0

I'm creating a data factory pipeline to copy data from blob storage to table storage. The table may or may not exist in table storage and needs to be created if it doesn't exist. The Authentication method for my table storage linked service must be a SAS token (the value of which I'm grabbing from Key Vault).

Everything about my linked service configuration and pipeline works fine, except that the pipeline fails if the table sink doesn't exist. I've tried a similar configuration using Account Key authentication that works, but I'm looking for a way to do this with SAS token authentication.

Current Configuration

This is my Linked Service configuration for the table storage account:

{
    "name": "Table Storage Account",
    "type": "Microsoft.DataFactory/factories/linkedservices",
    "properties": {
        "parameters": {
            "StorageAccountName": {
                "type": "string"
            },
            "TableName": {
                "type": "string"
            }
        },
        "annotations": [],
        "type": "AzureTableStorage",
        "typeProperties": {
            "sasUri": "https://@{linkedService().StorageAccountName}.table.core.windows.net/@{linkedService().TableName}",
            "sasToken": {
                "type": "AzureKeyVaultSecret",
                "store": {
                    "referenceName": "Key Vault",
                    "type": "LinkedServiceReference"
                },
                "secretName": {
                    "value": "@{linkedService().StorageAccountName}-sas",
                    "type": "Expression"
                }
            }
        }
    }
}

These are the SAS Token settings:

sv=2021-12-02&ss=t&srt=sco&sp=rwlacu&se=2023-05-02T03:00:00Z&st=2023-04-19T16:09:39Z&spr=https&sig=[REDACTED]

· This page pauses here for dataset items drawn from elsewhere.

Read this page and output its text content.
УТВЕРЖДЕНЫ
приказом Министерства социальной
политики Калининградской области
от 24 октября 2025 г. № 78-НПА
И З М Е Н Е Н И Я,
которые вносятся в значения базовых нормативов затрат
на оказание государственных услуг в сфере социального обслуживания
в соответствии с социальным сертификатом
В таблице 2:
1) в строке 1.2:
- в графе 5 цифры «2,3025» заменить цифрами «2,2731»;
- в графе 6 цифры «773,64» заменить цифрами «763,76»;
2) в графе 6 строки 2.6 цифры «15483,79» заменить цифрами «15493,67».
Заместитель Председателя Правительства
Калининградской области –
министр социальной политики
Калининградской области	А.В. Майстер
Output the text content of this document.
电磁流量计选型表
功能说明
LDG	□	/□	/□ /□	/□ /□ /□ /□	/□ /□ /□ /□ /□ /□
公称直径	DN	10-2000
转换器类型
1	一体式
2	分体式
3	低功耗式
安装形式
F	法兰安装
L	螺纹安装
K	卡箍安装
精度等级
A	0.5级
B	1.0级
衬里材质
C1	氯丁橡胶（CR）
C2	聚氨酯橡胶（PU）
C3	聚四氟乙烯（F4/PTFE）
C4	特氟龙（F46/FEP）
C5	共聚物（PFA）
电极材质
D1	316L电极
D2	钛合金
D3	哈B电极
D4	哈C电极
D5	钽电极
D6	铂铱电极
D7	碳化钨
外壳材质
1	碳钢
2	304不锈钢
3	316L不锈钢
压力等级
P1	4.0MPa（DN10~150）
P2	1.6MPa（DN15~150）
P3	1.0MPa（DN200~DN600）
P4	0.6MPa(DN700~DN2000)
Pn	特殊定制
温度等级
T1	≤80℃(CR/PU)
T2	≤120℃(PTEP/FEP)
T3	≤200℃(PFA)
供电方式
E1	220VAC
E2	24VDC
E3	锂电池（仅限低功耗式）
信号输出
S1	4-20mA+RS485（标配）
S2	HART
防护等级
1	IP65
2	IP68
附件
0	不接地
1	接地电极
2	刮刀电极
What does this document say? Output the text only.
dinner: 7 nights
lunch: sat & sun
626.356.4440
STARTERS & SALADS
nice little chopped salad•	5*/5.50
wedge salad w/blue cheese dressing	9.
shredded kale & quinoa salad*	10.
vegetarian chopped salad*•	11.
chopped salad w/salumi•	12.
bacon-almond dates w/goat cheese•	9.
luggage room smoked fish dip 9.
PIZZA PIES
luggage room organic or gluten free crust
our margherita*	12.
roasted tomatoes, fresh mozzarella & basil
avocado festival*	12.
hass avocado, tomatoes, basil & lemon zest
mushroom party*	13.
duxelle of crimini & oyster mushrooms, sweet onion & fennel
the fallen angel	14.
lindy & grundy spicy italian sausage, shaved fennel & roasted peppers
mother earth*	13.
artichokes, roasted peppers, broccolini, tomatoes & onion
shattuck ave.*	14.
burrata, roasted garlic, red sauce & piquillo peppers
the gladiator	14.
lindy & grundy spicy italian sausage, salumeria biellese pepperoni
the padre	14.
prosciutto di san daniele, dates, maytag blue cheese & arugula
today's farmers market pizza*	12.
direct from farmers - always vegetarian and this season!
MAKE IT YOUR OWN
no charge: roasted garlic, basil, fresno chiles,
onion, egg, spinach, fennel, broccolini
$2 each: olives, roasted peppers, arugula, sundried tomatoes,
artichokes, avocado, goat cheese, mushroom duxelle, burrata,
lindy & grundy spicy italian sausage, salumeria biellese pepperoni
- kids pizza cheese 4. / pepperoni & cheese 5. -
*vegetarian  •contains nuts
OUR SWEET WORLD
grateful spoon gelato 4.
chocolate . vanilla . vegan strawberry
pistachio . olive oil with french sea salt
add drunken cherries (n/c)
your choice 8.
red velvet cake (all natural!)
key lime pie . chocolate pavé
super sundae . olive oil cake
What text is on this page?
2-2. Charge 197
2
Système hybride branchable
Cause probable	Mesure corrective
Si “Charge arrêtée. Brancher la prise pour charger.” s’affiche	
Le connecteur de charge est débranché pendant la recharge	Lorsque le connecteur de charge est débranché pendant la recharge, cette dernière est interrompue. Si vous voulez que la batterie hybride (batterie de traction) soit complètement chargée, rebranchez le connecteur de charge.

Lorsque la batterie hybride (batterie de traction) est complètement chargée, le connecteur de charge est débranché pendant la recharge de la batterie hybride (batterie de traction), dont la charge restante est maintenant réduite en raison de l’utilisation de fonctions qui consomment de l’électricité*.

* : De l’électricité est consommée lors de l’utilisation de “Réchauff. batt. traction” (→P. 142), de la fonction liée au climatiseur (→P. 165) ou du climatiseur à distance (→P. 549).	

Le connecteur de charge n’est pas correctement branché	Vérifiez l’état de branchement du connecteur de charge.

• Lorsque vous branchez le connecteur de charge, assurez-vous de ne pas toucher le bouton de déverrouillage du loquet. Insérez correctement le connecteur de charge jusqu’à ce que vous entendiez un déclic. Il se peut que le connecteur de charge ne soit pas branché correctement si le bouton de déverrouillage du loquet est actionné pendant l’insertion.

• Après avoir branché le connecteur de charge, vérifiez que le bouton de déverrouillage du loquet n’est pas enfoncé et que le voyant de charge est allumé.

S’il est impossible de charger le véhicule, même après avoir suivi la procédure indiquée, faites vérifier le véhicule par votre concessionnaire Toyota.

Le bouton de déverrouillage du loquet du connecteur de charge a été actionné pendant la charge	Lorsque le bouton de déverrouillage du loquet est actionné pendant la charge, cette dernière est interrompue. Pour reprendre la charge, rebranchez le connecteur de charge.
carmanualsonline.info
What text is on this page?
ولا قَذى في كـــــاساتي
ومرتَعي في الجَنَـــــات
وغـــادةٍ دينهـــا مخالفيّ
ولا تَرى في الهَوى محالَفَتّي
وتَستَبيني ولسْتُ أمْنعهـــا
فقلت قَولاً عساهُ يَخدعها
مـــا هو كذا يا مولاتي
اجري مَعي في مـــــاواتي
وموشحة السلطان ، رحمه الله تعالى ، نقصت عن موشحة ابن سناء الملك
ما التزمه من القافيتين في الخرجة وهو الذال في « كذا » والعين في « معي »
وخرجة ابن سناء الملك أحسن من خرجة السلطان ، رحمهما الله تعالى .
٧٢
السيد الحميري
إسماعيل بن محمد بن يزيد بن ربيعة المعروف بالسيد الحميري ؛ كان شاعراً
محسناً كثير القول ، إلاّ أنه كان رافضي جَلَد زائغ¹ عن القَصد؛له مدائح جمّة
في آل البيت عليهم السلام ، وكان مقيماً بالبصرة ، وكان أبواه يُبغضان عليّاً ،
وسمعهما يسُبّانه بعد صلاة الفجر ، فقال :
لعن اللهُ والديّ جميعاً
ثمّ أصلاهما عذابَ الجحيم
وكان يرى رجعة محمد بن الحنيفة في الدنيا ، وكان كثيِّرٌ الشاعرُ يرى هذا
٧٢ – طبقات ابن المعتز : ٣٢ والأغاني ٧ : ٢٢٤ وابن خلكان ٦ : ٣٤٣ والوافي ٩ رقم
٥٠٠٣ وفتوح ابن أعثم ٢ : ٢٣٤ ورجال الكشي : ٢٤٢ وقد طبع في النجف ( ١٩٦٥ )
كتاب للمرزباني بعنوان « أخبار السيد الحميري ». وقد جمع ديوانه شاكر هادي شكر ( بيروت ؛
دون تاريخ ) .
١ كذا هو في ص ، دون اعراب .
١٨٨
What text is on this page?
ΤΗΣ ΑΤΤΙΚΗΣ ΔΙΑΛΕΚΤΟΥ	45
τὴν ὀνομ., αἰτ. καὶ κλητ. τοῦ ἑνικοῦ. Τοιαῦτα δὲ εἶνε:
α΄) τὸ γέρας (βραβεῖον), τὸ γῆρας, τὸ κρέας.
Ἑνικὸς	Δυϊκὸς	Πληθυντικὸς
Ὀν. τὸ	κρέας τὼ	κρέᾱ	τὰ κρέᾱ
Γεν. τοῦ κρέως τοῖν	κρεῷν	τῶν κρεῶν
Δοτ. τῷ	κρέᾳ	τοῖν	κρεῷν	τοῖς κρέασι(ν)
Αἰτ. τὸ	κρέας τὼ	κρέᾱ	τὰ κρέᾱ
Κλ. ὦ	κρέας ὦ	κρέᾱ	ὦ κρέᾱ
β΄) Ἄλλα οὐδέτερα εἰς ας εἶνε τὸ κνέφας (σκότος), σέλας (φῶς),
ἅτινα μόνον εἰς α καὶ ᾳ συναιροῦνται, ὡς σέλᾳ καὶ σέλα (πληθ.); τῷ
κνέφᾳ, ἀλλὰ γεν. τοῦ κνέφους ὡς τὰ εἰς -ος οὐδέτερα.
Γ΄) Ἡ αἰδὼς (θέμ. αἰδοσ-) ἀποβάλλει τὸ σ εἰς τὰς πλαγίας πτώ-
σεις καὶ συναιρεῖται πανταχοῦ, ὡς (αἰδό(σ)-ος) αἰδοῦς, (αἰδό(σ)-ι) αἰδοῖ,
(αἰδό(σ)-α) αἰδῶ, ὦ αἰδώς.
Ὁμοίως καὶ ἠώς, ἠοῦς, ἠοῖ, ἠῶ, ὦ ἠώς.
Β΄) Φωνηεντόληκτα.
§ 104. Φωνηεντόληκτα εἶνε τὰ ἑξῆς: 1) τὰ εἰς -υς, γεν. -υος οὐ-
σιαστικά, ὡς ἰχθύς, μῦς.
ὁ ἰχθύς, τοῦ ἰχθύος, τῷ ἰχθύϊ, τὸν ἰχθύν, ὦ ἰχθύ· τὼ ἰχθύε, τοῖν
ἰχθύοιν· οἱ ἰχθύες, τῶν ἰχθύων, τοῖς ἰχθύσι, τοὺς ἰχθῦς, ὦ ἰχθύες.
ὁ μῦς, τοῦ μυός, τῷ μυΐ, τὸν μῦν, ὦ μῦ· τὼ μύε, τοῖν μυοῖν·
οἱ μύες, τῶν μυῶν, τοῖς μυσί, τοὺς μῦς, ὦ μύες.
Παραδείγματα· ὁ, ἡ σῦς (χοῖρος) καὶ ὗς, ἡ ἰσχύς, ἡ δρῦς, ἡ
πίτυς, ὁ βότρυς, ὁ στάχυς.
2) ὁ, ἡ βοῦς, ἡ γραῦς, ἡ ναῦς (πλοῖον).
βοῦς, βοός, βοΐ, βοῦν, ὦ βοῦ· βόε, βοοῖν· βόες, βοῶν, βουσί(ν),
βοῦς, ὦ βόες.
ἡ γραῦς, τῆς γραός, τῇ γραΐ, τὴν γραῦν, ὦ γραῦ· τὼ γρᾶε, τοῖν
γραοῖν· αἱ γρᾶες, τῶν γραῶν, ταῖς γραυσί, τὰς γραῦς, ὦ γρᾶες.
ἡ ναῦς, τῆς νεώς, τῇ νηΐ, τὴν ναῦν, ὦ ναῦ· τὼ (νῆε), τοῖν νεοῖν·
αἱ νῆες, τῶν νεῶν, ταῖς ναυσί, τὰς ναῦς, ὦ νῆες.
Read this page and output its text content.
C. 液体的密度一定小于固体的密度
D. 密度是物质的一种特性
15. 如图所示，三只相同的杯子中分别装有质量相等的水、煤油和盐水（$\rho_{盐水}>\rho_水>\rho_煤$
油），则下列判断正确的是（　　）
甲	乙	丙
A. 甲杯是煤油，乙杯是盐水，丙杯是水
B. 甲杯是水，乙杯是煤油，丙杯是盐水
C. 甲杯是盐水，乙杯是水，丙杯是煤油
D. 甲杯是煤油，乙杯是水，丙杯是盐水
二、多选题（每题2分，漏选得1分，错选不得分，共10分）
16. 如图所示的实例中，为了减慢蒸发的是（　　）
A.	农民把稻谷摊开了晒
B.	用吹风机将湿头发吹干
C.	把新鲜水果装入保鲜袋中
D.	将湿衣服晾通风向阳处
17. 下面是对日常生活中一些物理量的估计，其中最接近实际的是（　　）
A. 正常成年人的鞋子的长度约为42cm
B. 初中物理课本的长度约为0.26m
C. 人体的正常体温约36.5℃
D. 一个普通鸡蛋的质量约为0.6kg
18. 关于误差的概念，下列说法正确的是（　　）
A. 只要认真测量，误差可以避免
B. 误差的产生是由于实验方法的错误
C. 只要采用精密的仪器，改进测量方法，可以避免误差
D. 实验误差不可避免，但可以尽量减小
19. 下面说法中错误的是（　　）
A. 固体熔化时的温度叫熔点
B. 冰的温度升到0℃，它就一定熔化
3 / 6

This is the Data Set configuration used by the Copy Data activity:

{
    "name": "StorageTable",
    "properties": {
        "description": "Dataset for the azure table account.",
        "linkedServiceName": {
            "referenceName": "Table Storage Account",
            "type": "LinkedServiceReference",
            "parameters": {
                "StorageAccountName": {
                    "value": "@dataset().StorageAccountName",
                    "type": "Expression"
                },
                "TableName": {
                    "value": "@dataset().TableName",
                    "type": "Expression"
                }
            }
        },
        "parameters": {
            "StorageAccountName": {
                "type": "string"
            },
            "TableName": {
                "type": "string"
            }
        },
        "annotations": [],
        "type": "AzureTable",
        "schema": [],
        "typeProperties": {
            "tableName": {
                "value": "@dataset().TableName",
                "type": "Expression"
            }
        }
    },
    "type": "Microsoft.DataFactory/factories/datasets"
}

This is the sink configuration for the Copy Data activity (though nothing seems relevant here):

"sink": {
    "type": "AzureTableSink",
    "azureTableInsertType": "replace",
    "azureTablePartitionKeyName": {
        "value": "PartitionKey",
        "type": "Expression"
    },
    "azureTableRowKeyName": {
        "value": "RowKey",
        "type": "Expression"
    },
    "writeBatchSize": 10000
}

With this configuration, all connections can be validated successfully in the portal, but ADF won't create a table if it doesn't exist.

Example Error Message

ErrorCode=FailedStorageOperation,'Type=Microsoft.DataTransfer.Common.Shared.HybridDeliveryException,Message=A storage operation failed with the following error '0:The table specified does not exist. RequestId:0c4fc844-d002-0001-0d87-738fd1000000 Time:2023-04-20T12:58:38.1032528Z'.,Source=,''Type=Microsoft.WindowsAzure.Storage.StorageException,Message=0:The table specified does not exist. RequestId:0c4fc844-d002-0001-0d87-738fd1000000 Time:2023-04-20T12:58:38.1032528Z,Source=Microsoft.WindowsAzure.Storage,StorageExtendedMessage=0:The table specified does not exist. RequestId:0c4fc844-d002-0001-0d87-738fd1000000 Time:2023-04-20T12:58:38.1032528Z,,'

Other Attempts

Update SAS URI

I changed the "sasUri" to https://@{linkedService().StorageAccountName}.table.core.windows.net (removing the table name), hoping that with the base account URI, data factory would figure out which REST URL paths to use depending on the operation.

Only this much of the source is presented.